The other major challenge was around access. None of the targeted therapies received by patients in the study were covered by public health insurance in Canada, with most being funded privately or available only through compassionate access programs. Many targeted therapies are new and have not yet been approved for public reimbursement, highlighting the need for policy changes to make these potentially life-saving medicines more widely accessible.

“While our work highlights the immense potential for targeted therapies in biliary tract cancers and in the fight against cancer more generally, it also demonstrates a need for new approaches so that all Canadians can access these treatments,” says Dr. Robert Grant, a Medical Oncologist at Princess Margaret, Co-Lead of the PanCuRx program at OICR, and the study’s senior author.
Another key takeaway from the study was the value of molecular tumour boards. These multidisciplinary groups meet to analyze the results of genomic testing and can help make complex decisions about a patient’s eligibility for targeted therapy more effectively than automated systems. In this study, a molecular tumour board recommended 43 patients in the study for targeted therapy, while an automated analysis identified only 28.
“About one in four cases would not have had precision therapy recommendations if it weren’t for the discovery focus of the tumour board,” Beaudry says.

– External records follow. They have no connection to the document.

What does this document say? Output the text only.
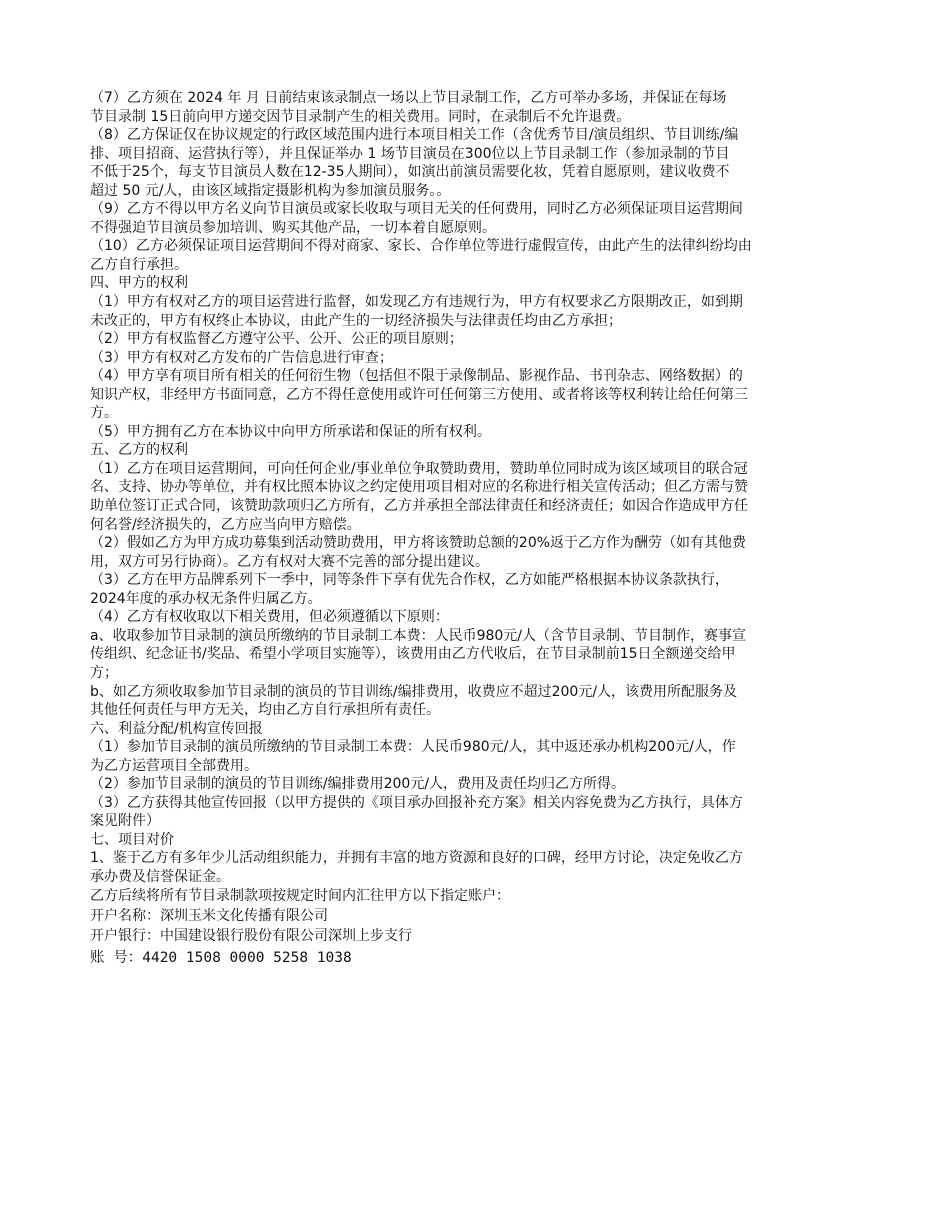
（7）乙方须在 2024 年 月 日前结束该录制点一场以上节目录制工作，乙方可举办多场，并保证在每场
节目录制 15日前向甲方递交因节目录制产生的相关费用。同时，在录制后不允许退费。
（8）乙方保证仅在协议规定的行政区域范围内进行本项目相关工作（含优秀节目/演员组织、节目训练/编
排、项目招商、运营执行等），并且保证举办 1 场节目演员在300位以上节目录制工作（参加录制的节目
不低于25个，每支节目演员人数在12-35人期间），如演出前演员需要化妆，凭着自愿原则，建议收费不
超过 50 元/人，由该区域指定摄影机构为参加演员服务。。
（9）乙方不得以甲方名义向节目演员或家长收取与项目无关的任何费用，同时乙方必须保证项目运营期间
不得强迫节目演员参加培训、购买其他产品，一切本着自愿原则。
（10）乙方必须保证项目运营期间不得对商家、家长、合作单位等进行虚假宣传，由此产生的法律纠纷均由
乙方自行承担。
四、甲方的权利
（1）甲方有权对乙方的项目运营进行监督，如发现乙方有违规行为，甲方有权要求乙方限期改正，如到期
未改正的，甲方有权终止本协议，由此产生的一切经济损失与法律责任均由乙方承担；
（2）甲方有权监督乙方遵守公平、公开、公正的项目原则；
（3）甲方有权对乙方发布的广告信息进行审查；
（4）甲方享有项目所有相关的任何衍生物（包括但不限于录像制品、影视作品、书刊杂志、网络数据）的
知识产权，非经甲方书面同意，乙方不得任意使用或许可任何第三方使用、或者将该等权利转让给任何第三
方。
（5）甲方拥有乙方在本协议中向甲方所承诺和保证的所有权利。
五、乙方的权利
（1）乙方在项目运营期间，可向任何企业/事业单位争取赞助费用，赞助单位同时成为该区域项目的联合冠
名、支持、协办等单位，并有权比照本协议之约定使用项目相对应的名称进行相关宣传活动；但乙方需与赞
助单位签订正式合同，该赞助款项归乙方所有，乙方并承担全部法律责任和经济责任；如因合作造成甲方任
何名誉/经济损失的，乙方应当向甲方赔偿。
（2）假如乙方为甲方成功募集到活动赞助费用，甲方将该赞助总额的20%返于乙方作为酬劳（如有其他费
用，双方可另行协商）。乙方有权对大赛不完善的部分提出建议。
（3）乙方在甲方品牌系列下一季中，同等条件下享有优先合作权，乙方如能严格根据本协议条款执行，
2024年度的承办权无条件归属乙方。
（4）乙方有权收取以下相关费用，但必须遵循以下原则：
a、收取参加节目录制的演员所缴纳的节目录制工本费：人民币980元/人（含节目录制、节目制作，赛事宣
传组织、纪念证书/奖品、希望小学项目实施等），该费用由乙方代收后，在节目录制前15日全额递交给甲
方；
b、如乙方须收取参加节目录制的演员的节目训练/编排费用，收费应不超过200元/人，该费用所配服务及
其他任何责任与甲方无关，均由乙方自行承担所有责任。
六、利益分配/机构宣传回报
（1）参加节目录制的演员所缴纳的节目录制工本费：人民币980元/人，其中返还承办机构200元/人，作
为乙方运营项目全部费用。
（2）参加节目录制的演员的节目训练/编排费用200元/人，费用及责任均归乙方所得。
（3）乙方获得其他宣传回报（以甲方提供的《项目承办回报补充方案》相关内容免费为乙方执行，具体方
案见附件）
七、项目对价
1、鉴于乙方有多年少儿活动组织能力，并拥有丰富的地方资源和良好的口碑，经甲方讨论，决定免收乙方
承办费及信誉保证金。
乙方后续将所有节目录制款项按规定时间内汇往甲方以下指定账户：
开户名称：深圳玉米文化传播有限公司
开户银行：中国建设银行股份有限公司深圳上步支行
账 号：4420 1508 0000 5258 1038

This study resulted from an ongoing collaboration between OICR’s PanCuRx program and the The LeGresley Biliary Registry at University Health Network funded by the Legresley Family Foundation through the Princess Margaret Cancer Foundation and the Marathon of Hope Cancer Center Network. Samples were processed through OICR’s Tissue Portal and Genomics lab.
With world-leading expertise in pancreatic and biliary cancers and a Genomics program that is making WGTS and analysis more efficient, Beaudry says OICR is uniquely positioned to help realize the potential highlighted in this paper.
“The insight we gained from this study will place OICR in an important position for the next decade in precision medicine,” Beaudry says.